TRANSICIÓN Y CONSENSO: HACIA EL ESTADO DE LAS AUTONOMÍAS

Lejos de ser un producto coherente y ajustado a una estrategia previamente definida, hay que concebir la Transición como un sistema de tensiones que se resolvieron en pactos yuxtapuestos e incluso contradictorios,11 que, a veces, se condensaban en artículos constitucionales o en otras normas y, a veces, en prácticas políticas que fueron conformando la cultura política de la democracia española. Insistiendo en la idea de que ninguno de estos pactos fue perfecto, se deben destacar los siguientes compromisos parciales:

A. Pacto por la Monarquía: la restauración funcionó como el a priori de todo el sistema y como paradoja máxima de este. Necesaria para la democratización porque actuaba como freno de los involucionistas, fue también el límite moral de la Transición, pues significaba aceptar un hecho no democrático, estabilizar y sacramentar la herencia del franquismo en el máximo nivel simbólico del Estado. La Corona mostraría que no sabía ni de éticas de la convicción ni de éticas de la responsabilidad: su anclaje con la realidad era una ética de la supervivencia.

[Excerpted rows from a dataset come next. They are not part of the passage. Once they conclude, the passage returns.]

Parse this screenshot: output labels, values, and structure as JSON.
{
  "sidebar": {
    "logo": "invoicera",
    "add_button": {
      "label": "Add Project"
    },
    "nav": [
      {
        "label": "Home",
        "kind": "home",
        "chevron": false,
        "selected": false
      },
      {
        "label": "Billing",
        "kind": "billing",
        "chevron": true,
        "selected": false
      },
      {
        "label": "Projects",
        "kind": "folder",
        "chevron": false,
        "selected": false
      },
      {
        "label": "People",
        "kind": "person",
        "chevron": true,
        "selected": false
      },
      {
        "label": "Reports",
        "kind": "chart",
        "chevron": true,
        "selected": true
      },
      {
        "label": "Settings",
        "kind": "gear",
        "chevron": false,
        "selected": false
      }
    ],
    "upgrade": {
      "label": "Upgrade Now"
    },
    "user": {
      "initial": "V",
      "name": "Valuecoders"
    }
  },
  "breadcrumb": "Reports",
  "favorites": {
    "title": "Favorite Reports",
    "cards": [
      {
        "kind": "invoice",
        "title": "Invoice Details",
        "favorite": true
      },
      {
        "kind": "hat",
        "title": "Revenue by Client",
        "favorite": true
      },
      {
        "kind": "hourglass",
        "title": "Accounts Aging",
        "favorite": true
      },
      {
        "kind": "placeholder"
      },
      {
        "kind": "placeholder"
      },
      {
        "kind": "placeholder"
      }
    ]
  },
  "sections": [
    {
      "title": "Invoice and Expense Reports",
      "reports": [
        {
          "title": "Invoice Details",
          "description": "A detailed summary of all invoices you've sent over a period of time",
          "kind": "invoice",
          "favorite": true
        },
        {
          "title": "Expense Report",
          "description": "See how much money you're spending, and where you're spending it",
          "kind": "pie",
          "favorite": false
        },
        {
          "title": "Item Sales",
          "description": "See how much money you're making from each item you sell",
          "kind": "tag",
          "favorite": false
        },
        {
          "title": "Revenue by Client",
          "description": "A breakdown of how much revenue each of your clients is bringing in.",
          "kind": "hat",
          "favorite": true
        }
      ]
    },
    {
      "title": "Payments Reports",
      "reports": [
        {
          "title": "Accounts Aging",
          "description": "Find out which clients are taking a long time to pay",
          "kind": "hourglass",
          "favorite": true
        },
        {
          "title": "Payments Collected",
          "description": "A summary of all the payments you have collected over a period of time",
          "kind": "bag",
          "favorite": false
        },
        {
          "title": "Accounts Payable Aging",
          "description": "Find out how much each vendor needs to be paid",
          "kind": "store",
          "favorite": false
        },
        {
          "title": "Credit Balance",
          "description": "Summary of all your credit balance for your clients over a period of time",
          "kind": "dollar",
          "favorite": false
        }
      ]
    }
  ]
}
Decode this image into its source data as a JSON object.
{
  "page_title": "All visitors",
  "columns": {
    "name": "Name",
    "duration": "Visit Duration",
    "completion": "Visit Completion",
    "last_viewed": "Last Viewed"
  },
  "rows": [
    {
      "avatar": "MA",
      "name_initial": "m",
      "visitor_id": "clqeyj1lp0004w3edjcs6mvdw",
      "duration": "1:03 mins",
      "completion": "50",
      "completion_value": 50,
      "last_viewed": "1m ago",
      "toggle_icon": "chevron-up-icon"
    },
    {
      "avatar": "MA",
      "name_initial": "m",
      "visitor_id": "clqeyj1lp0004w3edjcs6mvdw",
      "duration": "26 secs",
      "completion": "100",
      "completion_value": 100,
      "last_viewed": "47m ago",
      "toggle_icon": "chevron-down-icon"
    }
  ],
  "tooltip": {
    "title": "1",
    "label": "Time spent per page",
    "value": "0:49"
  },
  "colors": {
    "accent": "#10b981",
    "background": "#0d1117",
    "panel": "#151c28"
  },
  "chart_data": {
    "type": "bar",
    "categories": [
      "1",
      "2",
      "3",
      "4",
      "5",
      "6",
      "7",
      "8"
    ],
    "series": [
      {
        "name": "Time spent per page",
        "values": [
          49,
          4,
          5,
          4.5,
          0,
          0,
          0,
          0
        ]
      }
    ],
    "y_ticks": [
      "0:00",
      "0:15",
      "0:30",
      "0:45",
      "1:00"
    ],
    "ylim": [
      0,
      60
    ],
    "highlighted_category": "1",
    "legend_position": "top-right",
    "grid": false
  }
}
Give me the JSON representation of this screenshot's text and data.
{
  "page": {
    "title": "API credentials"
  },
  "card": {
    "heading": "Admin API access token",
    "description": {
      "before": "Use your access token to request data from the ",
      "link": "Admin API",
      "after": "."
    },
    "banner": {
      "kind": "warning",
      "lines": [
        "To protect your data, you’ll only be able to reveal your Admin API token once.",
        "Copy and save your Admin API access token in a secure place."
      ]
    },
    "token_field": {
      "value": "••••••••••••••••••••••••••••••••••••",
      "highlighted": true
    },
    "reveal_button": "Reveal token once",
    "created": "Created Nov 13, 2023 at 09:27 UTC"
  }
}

B. Pacto de «gestión de la historia», que, al menos, implicó:

–La ley de amnistía –y otras normas que permitieron indultos parciales– inserta en el relato general de la reconciliación nacional.

–El uso selectivo de la memoria del franquismo y del antifranquismo, según las circunstancias y los intereses de los actores políticos e intelectuales, pero sin políticas públicas coherentes.

–Apartar la religión del conflicto político inmediato, aunque sin evitar que se introdujera por diversas rendijas del texto constitucional y de decisiones jurídicopolíticas posteriores.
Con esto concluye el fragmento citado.